ThijsDhollander · April 4, 2018, 8:23am

@DorianP: I’m working on it. Note that mtnormalise requires a multi-tissue CSD output to be able to do its job. If your data allows for a decent multi-tissue CSD output, then you have my word mtnormalise is much more robust, both at correcting (spatial) intensity inhomogeneities (“bias fields”) as well as global intensity normalisation for quantitative AFD analysis, e.g. as part of FBA or other analysis strategies.

About the interpretation of the resulting quantitative metrics: I’m working on that as well; no worries, you’ll soon hear more about this. mtnormalise also changes things for the better here, eliminating certain sources of T2 shine-through that may in the dwiintensitynorm still be left in (and in case left in, cause unwanted variance or even an unwanted effect in later analysis). It depends on the scenario though, as well as (in case of a “traditional” dwiintensitynorm strategy) the region used as a reference for intensity normalisation. mtnormalise eliminates some of these worries. In most scenarios, it’ll bring you closer to the “intended” original interpretation of AFD, when observing relative differences between populations.
However, beyond all of this, there’s still other ways to normalise (some of which do change interpretation). Again, I’m working on this and parts of it will be released…

Yes. Entirely free for use.

That’s true indeed. MRtrix does not require industry users to buy a license.

Indeed, when referring to “MRtrix” here, it doesn’t include external tools that some of our scripts happen to call upon at times. Given FSL’s licensing strategy, you’re entirely right that you’ll need to speak to the FSL folks for use of FSL tools such as eddy and topup.

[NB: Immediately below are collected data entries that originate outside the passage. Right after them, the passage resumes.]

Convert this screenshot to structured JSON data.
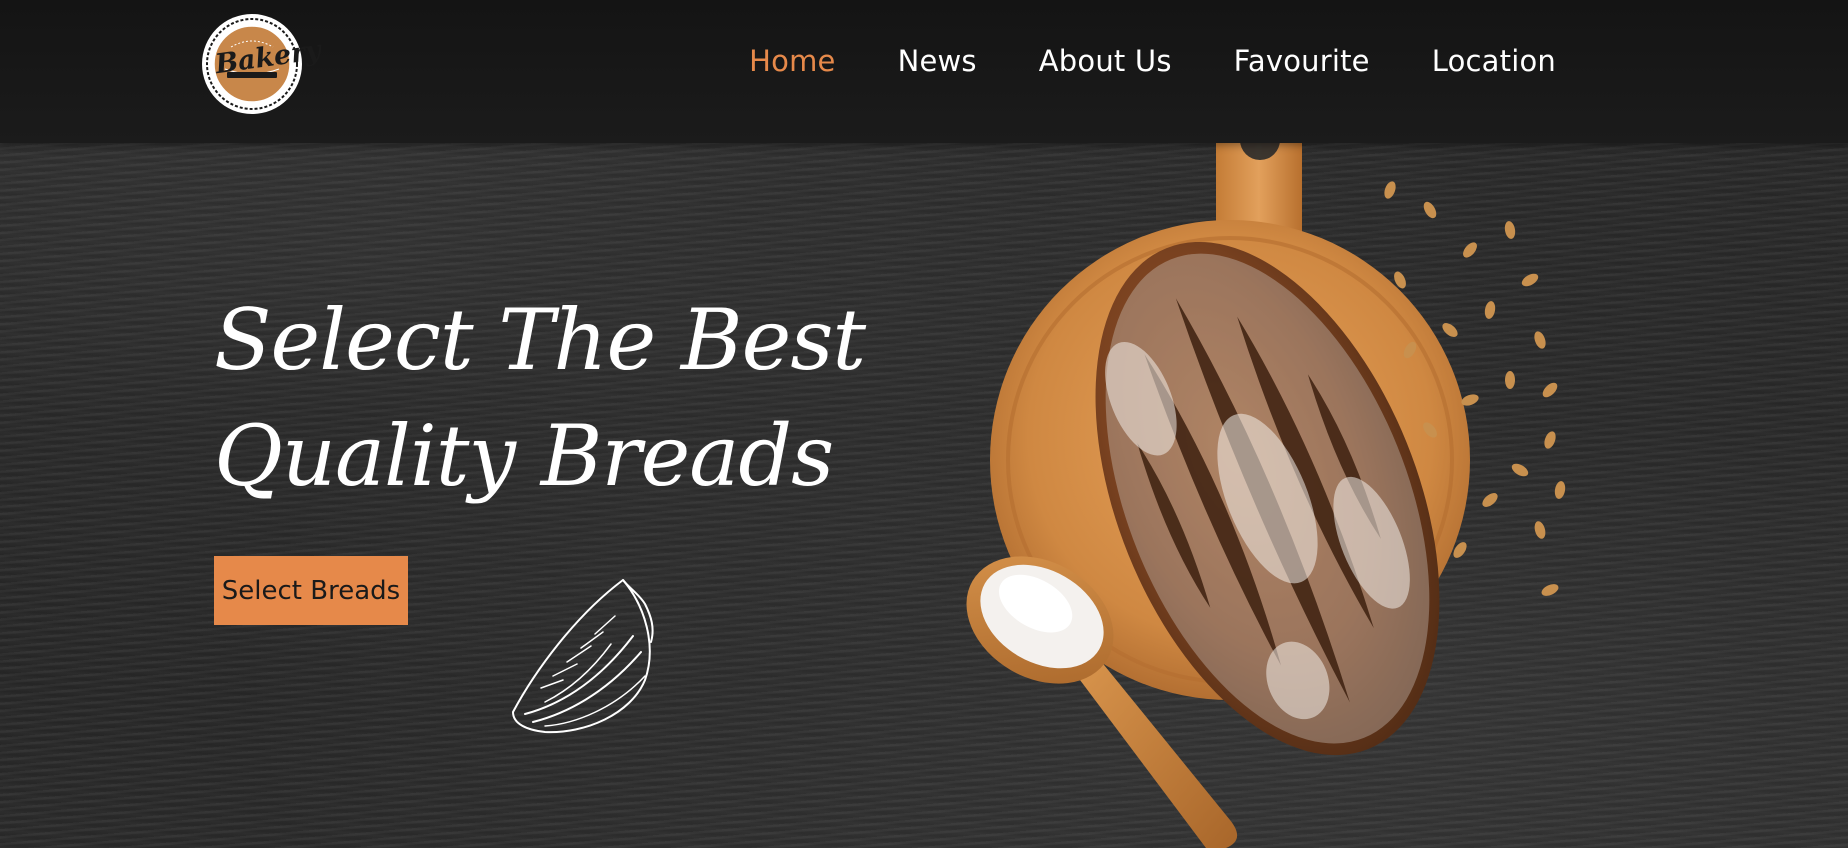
{
  "logo": {
    "brand_text": "Bakery",
    "accent_color": "#c8874a"
  },
  "nav": {
    "items": [
      {
        "label": "Home",
        "active": true
      },
      {
        "label": "News",
        "active": false
      },
      {
        "label": "About Us",
        "active": false
      },
      {
        "label": "Favourite",
        "active": false
      },
      {
        "label": "Location",
        "active": false
      }
    ]
  },
  "hero": {
    "title_line1": "Select The Best",
    "title_line2": "Quality Breads",
    "cta_label": "Select Breads"
  },
  "colors": {
    "accent": "#e6894a",
    "header_bg": "#151515",
    "text": "#ffffff",
    "background": "#2a2a2a"
  },
  "icons": {
    "logo": "bakery-logo-icon",
    "sketch": "dumpling-sketch-icon",
    "hero_image": "bread-on-board-illustration"
  }
}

For MRtrix, refer to the bit of text you’ll see popup under the help of each command (or in the source code headers, etc…). At the moment, for most commands, on the master branch, this reads:

So the MPL link in there will tell you all the details; but the gist is that you can use it without worries. If you (change and) distribute (such changed) versions, you’ll have to refer to that link again. The gist there is that such distribution of (changed) versions requires a clear description (link) of where the original MPL licensed software can be found (on our GitHub page/repository). But again, definitely go and read the details if you require them!

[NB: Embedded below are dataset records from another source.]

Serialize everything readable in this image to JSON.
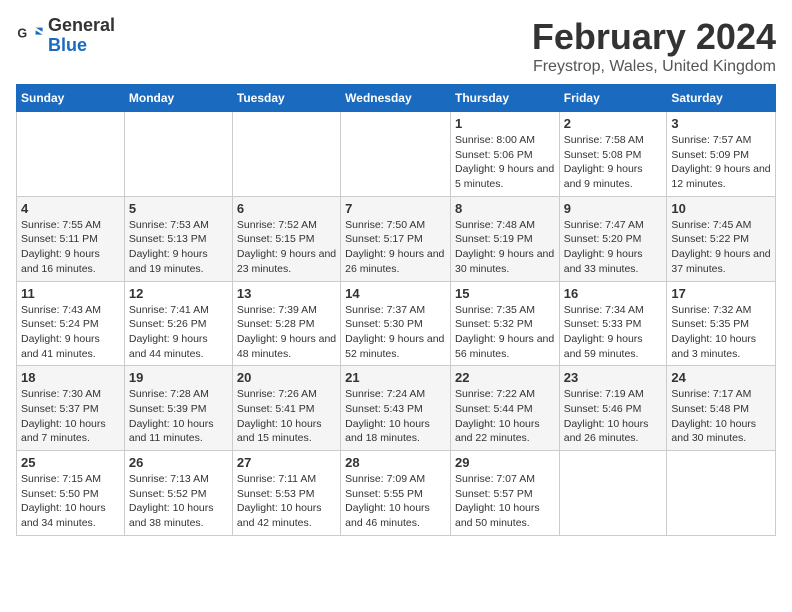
{
  "logo": {
    "line1": "General",
    "line2": "Blue"
  },
  "title": "February 2024",
  "subtitle": "Freystrop, Wales, United Kingdom",
  "days_of_week": [
    "Sunday",
    "Monday",
    "Tuesday",
    "Wednesday",
    "Thursday",
    "Friday",
    "Saturday"
  ],
  "weeks": [
    [
      {
        "day": "",
        "sunrise": "",
        "sunset": "",
        "daylight": ""
      },
      {
        "day": "",
        "sunrise": "",
        "sunset": "",
        "daylight": ""
      },
      {
        "day": "",
        "sunrise": "",
        "sunset": "",
        "daylight": ""
      },
      {
        "day": "",
        "sunrise": "",
        "sunset": "",
        "daylight": ""
      },
      {
        "day": "1",
        "sunrise": "Sunrise: 8:00 AM",
        "sunset": "Sunset: 5:06 PM",
        "daylight": "Daylight: 9 hours and 5 minutes."
      },
      {
        "day": "2",
        "sunrise": "Sunrise: 7:58 AM",
        "sunset": "Sunset: 5:08 PM",
        "daylight": "Daylight: 9 hours and 9 minutes."
      },
      {
        "day": "3",
        "sunrise": "Sunrise: 7:57 AM",
        "sunset": "Sunset: 5:09 PM",
        "daylight": "Daylight: 9 hours and 12 minutes."
      }
    ],
    [
      {
        "day": "4",
        "sunrise": "Sunrise: 7:55 AM",
        "sunset": "Sunset: 5:11 PM",
        "daylight": "Daylight: 9 hours and 16 minutes."
      },
      {
        "day": "5",
        "sunrise": "Sunrise: 7:53 AM",
        "sunset": "Sunset: 5:13 PM",
        "daylight": "Daylight: 9 hours and 19 minutes."
      },
      {
        "day": "6",
        "sunrise": "Sunrise: 7:52 AM",
        "sunset": "Sunset: 5:15 PM",
        "daylight": "Daylight: 9 hours and 23 minutes."
      },
      {
        "day": "7",
        "sunrise": "Sunrise: 7:50 AM",
        "sunset": "Sunset: 5:17 PM",
        "daylight": "Daylight: 9 hours and 26 minutes."
      },
      {
        "day": "8",
        "sunrise": "Sunrise: 7:48 AM",
        "sunset": "Sunset: 5:19 PM",
        "daylight": "Daylight: 9 hours and 30 minutes."
      },
      {
        "day": "9",
        "sunrise": "Sunrise: 7:47 AM",
        "sunset": "Sunset: 5:20 PM",
        "daylight": "Daylight: 9 hours and 33 minutes."
      },
      {
        "day": "10",
        "sunrise": "Sunrise: 7:45 AM",
        "sunset": "Sunset: 5:22 PM",
        "daylight": "Daylight: 9 hours and 37 minutes."
      }
    ],
    [
      {
        "day": "11",
        "sunrise": "Sunrise: 7:43 AM",
        "sunset": "Sunset: 5:24 PM",
        "daylight": "Daylight: 9 hours and 41 minutes."
      },
      {
        "day": "12",
        "sunrise": "Sunrise: 7:41 AM",
        "sunset": "Sunset: 5:26 PM",
        "daylight": "Daylight: 9 hours and 44 minutes."
      },
      {
        "day": "13",
        "sunrise": "Sunrise: 7:39 AM",
        "sunset": "Sunset: 5:28 PM",
        "daylight": "Daylight: 9 hours and 48 minutes."
      },
      {
        "day": "14",
        "sunrise": "Sunrise: 7:37 AM",
        "sunset": "Sunset: 5:30 PM",
        "daylight": "Daylight: 9 hours and 52 minutes."
      },
      {
        "day": "15",
        "sunrise": "Sunrise: 7:35 AM",
        "sunset": "Sunset: 5:32 PM",
        "daylight": "Daylight: 9 hours and 56 minutes."
      },
      {
        "day": "16",
        "sunrise": "Sunrise: 7:34 AM",
        "sunset": "Sunset: 5:33 PM",
        "daylight": "Daylight: 9 hours and 59 minutes."
      },
      {
        "day": "17",
        "sunrise": "Sunrise: 7:32 AM",
        "sunset": "Sunset: 5:35 PM",
        "daylight": "Daylight: 10 hours and 3 minutes."
      }
    ],
    [
      {
        "day": "18",
        "sunrise": "Sunrise: 7:30 AM",
        "sunset": "Sunset: 5:37 PM",
        "daylight": "Daylight: 10 hours and 7 minutes."
      },
      {
        "day": "19",
        "sunrise": "Sunrise: 7:28 AM",
        "sunset": "Sunset: 5:39 PM",
        "daylight": "Daylight: 10 hours and 11 minutes."
      },
      {
        "day": "20",
        "sunrise": "Sunrise: 7:26 AM",
        "sunset": "Sunset: 5:41 PM",
        "daylight": "Daylight: 10 hours and 15 minutes."
      },
      {
        "day": "21",
        "sunrise": "Sunrise: 7:24 AM",
        "sunset": "Sunset: 5:43 PM",
        "daylight": "Daylight: 10 hours and 18 minutes."
      },
      {
        "day": "22",
        "sunrise": "Sunrise: 7:22 AM",
        "sunset": "Sunset: 5:44 PM",
        "daylight": "Daylight: 10 hours and 22 minutes."
      },
      {
        "day": "23",
        "sunrise": "Sunrise: 7:19 AM",
        "sunset": "Sunset: 5:46 PM",
        "daylight": "Daylight: 10 hours and 26 minutes."
      },
      {
        "day": "24",
        "sunrise": "Sunrise: 7:17 AM",
        "sunset": "Sunset: 5:48 PM",
        "daylight": "Daylight: 10 hours and 30 minutes."
      }
    ],
    [
      {
        "day": "25",
        "sunrise": "Sunrise: 7:15 AM",
        "sunset": "Sunset: 5:50 PM",
        "daylight": "Daylight: 10 hours and 34 minutes."
      },
      {
        "day": "26",
        "sunrise": "Sunrise: 7:13 AM",
        "sunset": "Sunset: 5:52 PM",
        "daylight": "Daylight: 10 hours and 38 minutes."
      },
      {
        "day": "27",
        "sunrise": "Sunrise: 7:11 AM",
        "sunset": "Sunset: 5:53 PM",
        "daylight": "Daylight: 10 hours and 42 minutes."
      },
      {
        "day": "28",
        "sunrise": "Sunrise: 7:09 AM",
        "sunset": "Sunset: 5:55 PM",
        "daylight": "Daylight: 10 hours and 46 minutes."
      },
      {
        "day": "29",
        "sunrise": "Sunrise: 7:07 AM",
        "sunset": "Sunset: 5:57 PM",
        "daylight": "Daylight: 10 hours and 50 minutes."
      },
      {
        "day": "",
        "sunrise": "",
        "sunset": "",
        "daylight": ""
      },
      {
        "day": "",
        "sunrise": "",
        "sunset": "",
        "daylight": ""
      }
    ]
  ]
}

Note furthermore also the “without warranty” bit (and beyond)… so if you kill someone with the software… we’ve got nothing to do with it!

This was for a past version of MRtrix, that was licensed via the GPL, which was much more restricted. And of course also because this includes re-distribution on one of Siemens’ platforms. But due to the GPL context of that, things were very different.

@DorianP: if you’re in doubt, definitely be in touch. But as far as simply “using” goes (not re-distributing, etc…), there isn’t much to worry about.